Naglaa Abdel-Hafez, Lundi, 16 décembre 2019

L’architecte Nabil Ghali, 83 ans, aime s’imprégner du lieu où il va construire. Mariant l’ancien et le nouveau, ses bâtiments s’intègrent parfaitement au paysage, embellis par des coupoles blanches, l’une de ses marques de fabrique.

Nabil Ghali

Nous parlons tous l’arabe. Mais certains d’entre nous parlent dans le dialecte de Haute-Egypte, comme le feu poète Abdel-Rahman Al-Abnoudi, alors que d’autres écrivent en arabe classique, très littéraire, comme le célèbre poète Abou-Nawwas ou le grand écrivain Abbas Mahmoud Al-Aqqad.

Il en est de même pour l’architecture. Chacun possède un langage qu’il affecte, car plus proche de sa vie, de son passé: l’architecture italienne fait partie intégrante de la culture et de la civilisation romaines. Pareil pour l’architecture en Grèce, qui continue de nous rappeler les mythes et les légendes grecs. L’architecte égyptien Nabil Ghali part toujours de ce principe. Comme les pharaons, il a compris l’importance des voûtes et des voies de la lumière dans un bâtiment. Il est parti à la recherche du soleil et des « cachettes » de l’air pur. Lorsqu’on contemple son travail architectural, on se demande s’il s’agit d’un bâtiment nouveau ou ancien. Selon Ghali, « l’architecture est la meilleure oeuvre collective au monde. C’est d’ailleurs ce qui caractérise l’architecture pharaonique. Dans celle-ci, une seule personne ne peut pas construire une maison, mais 10 bâtisseurs peuvent en construire 100. Tout un chacun connaît sa terre et la sent mieux que n’importe qui d’autre, alors il sait comment construire dessus ». Telle est la façon de penser de Nabil Ghali. Vice-président de l’Association des architectes égyptiens et président de la Commission stratégique d’architecture en Afrique, l’architecte octogénaire aime découvrir les lieux et y vivre pour se familiariser avec eux. C’est ainsi qu’il imagine le bâtiment avant d’en commencer la construction.

Encore enfant, il ne saisissait rien de ce qui se passait réellement autour de lui. Son père, membre de l’Académie égyptienne de linguistique, venait juste de rentrer de Paris et insistait pour que le petit Nabil assiste à la rencontre mensuelle, regroupant ses amis qui avaient suivi leurs études en France, comme lui. Ils se réunissaient toujours un mardi. « Mon père ne nous demandait rien à part d’être présent et d’écouter ces grands penseurs des Lumières qui ont guidé le pays au lendemain de la Révolution de 1919 », raconte Ghali. Parmi ces derniers figuraient notamment Taha Hussein, le doyen de la littérature arabe, Hussein Fawzi, un vrai connaisseur de la musique classique, et l’écrivain Yéhia Haqqi, qui a signé son roman Qandil Oum Hachem (la lanterne d’Oum Hachem), faisant part de la lutte entre le savoir et l’ignorance. Ces intellectuels ont influencé la pensée et les sentiments de Nabil Ghali, même s’il ne l’a réalisé que des années plus tard. Il s’est alors rendu compte de l’impact de ces idées de la Renaissance égyptienne, en lisant les chefs-d’oeuvre de plein d’autres écrivains, dont Dostoïevski, qu’il a lus et relus et dont il admire le style et la capacité à décrire les profondeurs de l’âme humaine.
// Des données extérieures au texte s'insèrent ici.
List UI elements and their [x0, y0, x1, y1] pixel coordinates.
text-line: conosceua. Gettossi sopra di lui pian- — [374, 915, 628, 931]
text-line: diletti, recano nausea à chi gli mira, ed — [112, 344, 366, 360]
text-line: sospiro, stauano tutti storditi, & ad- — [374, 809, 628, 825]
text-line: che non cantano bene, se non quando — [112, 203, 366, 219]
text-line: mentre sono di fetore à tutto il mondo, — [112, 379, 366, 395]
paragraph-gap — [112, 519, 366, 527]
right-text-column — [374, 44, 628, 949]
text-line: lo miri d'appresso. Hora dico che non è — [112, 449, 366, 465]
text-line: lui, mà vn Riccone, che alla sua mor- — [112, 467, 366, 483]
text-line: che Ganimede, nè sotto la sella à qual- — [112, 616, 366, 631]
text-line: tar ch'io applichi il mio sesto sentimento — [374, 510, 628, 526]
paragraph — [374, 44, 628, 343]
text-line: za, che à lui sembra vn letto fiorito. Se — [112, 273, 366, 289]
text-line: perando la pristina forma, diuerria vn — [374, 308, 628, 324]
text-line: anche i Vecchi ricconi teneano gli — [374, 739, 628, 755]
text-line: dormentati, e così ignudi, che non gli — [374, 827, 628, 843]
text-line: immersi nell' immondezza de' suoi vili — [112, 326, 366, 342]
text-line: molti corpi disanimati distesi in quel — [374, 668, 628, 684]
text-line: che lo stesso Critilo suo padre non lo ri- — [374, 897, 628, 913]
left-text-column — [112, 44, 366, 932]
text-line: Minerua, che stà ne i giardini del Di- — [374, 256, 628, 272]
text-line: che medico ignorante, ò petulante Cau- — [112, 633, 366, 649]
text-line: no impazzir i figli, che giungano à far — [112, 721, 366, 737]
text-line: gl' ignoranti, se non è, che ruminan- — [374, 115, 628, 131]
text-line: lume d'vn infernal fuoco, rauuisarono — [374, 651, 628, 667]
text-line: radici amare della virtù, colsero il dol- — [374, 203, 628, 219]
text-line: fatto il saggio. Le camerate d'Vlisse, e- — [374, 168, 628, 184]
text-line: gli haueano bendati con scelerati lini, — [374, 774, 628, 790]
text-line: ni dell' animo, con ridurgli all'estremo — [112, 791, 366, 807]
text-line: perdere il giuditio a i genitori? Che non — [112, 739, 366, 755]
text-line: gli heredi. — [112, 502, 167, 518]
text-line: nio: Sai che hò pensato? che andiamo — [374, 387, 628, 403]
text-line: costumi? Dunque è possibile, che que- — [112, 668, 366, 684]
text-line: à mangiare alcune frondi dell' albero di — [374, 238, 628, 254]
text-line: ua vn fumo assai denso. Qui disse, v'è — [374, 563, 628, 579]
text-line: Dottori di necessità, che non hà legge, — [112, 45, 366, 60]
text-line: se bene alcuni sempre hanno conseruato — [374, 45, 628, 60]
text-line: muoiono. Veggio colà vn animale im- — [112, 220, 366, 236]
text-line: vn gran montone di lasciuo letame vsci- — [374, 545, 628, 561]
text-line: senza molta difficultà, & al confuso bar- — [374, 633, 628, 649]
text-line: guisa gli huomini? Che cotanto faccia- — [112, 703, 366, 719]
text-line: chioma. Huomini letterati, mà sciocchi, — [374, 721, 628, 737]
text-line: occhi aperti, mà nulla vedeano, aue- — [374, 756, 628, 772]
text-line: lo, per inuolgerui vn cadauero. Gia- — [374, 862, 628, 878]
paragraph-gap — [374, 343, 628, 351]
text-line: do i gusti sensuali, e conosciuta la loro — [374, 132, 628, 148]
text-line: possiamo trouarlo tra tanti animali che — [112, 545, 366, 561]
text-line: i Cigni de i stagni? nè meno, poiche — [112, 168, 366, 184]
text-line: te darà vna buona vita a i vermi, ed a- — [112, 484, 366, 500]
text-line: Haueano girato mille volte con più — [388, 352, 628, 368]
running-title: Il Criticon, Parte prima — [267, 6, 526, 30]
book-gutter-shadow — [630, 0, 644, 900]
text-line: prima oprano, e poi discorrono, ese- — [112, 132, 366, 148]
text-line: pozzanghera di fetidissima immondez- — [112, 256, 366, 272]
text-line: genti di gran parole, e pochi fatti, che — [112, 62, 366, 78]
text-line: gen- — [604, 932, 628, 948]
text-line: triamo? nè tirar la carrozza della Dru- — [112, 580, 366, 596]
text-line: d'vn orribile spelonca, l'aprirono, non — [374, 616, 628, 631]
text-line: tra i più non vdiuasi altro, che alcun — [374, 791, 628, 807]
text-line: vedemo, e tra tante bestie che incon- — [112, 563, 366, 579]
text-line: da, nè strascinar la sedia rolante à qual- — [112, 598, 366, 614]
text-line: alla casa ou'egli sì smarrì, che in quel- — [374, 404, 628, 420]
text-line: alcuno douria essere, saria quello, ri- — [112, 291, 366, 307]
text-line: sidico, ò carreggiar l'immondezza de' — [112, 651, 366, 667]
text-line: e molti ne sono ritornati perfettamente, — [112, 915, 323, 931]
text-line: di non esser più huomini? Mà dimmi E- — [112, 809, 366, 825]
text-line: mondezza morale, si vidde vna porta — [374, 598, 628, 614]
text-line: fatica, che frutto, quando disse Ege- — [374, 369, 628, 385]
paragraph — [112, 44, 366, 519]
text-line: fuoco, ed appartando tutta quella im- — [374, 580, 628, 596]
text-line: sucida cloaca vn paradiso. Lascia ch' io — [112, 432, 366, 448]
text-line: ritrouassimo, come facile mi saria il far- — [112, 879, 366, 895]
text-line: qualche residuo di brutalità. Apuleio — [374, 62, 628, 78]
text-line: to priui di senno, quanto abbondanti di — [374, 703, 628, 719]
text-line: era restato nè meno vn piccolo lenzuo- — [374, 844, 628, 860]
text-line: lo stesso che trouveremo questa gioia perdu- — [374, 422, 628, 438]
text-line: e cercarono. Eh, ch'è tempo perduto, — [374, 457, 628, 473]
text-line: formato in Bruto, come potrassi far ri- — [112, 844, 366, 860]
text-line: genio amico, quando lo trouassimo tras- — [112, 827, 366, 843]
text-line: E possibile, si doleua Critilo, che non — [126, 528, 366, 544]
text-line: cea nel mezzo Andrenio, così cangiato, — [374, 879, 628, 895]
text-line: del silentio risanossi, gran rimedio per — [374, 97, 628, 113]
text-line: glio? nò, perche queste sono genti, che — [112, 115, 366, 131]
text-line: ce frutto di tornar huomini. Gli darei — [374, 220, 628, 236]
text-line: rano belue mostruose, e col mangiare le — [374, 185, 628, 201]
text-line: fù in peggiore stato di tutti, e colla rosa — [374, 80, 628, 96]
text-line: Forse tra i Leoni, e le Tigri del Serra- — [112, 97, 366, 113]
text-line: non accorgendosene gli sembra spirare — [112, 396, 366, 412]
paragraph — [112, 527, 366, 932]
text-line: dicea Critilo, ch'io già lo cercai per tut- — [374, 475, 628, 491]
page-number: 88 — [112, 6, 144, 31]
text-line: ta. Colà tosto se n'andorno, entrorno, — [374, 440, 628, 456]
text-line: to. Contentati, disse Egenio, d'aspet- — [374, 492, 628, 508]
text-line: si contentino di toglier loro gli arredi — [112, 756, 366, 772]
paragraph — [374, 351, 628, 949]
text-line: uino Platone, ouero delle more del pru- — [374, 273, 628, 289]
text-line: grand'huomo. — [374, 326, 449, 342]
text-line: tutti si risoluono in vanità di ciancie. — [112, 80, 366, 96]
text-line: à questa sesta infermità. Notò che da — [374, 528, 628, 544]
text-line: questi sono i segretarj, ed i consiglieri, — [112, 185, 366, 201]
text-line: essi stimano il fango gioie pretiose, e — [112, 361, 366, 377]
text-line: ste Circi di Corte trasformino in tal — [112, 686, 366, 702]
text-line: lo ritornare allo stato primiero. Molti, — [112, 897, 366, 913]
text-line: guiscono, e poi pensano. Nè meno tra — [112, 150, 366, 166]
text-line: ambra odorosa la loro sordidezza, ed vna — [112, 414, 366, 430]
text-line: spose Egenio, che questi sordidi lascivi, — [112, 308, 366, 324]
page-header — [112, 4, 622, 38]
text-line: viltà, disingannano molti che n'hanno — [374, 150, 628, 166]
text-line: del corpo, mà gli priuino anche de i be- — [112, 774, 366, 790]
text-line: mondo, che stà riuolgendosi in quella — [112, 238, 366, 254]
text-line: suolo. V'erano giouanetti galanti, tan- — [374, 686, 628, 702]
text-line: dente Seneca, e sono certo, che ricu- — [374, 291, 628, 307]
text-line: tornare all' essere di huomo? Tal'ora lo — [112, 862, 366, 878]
Ghali se dit « chanceux », car il a eu l’occasion d’apprendre tant de choses grâce à la présence de ces grands maîtres de la littérature, de la musique et des beaux-arts. Il avait surtout le don d’écouter, non seulement d’écouter les autres, mais aussi d’écouter les lieux. Lorsque est venu le moment de décider de son avenir, son père lui a laissé la liberté totale de choisir. Cela peut paraître étrange pour les pères de cette génération, mais il s’est contenté de lui prêter conseil pour lui éviter de se lancer dans une aventure mal calculée.

Nabil Ghali a alors décidé de faire des études d’architecture aux beaux-arts du Caire. Ce n’était pas un choix très commun à l’époque, car la plupart des jeunes préféraient les études de droit, d’ingénierie ou de commerce. Il a obtenu son diplôme en 1962 et a pu développer ses talents grâce à l’aide d’éminents professeurs comme Hassan Fathi et Ramsès Wissa Wassef, « qui n’avaient d’autres préoccupations que leurs étudiants. Ils voulaient que nous apprenions ce qu’ils avaient appris, que nous voyions ce qu’ils avaient vu. C’était un parcours impressionnant ». Et d’ajouter: « Hassan Fathi était un conteur merveilleux. Je ne me lassais pas de suivre ce qu’il racontait. J’ai même loué un appartement, devant chez lui, à Darb Al-Labbana, pour le voir tous les jours et écouter ses histoires ».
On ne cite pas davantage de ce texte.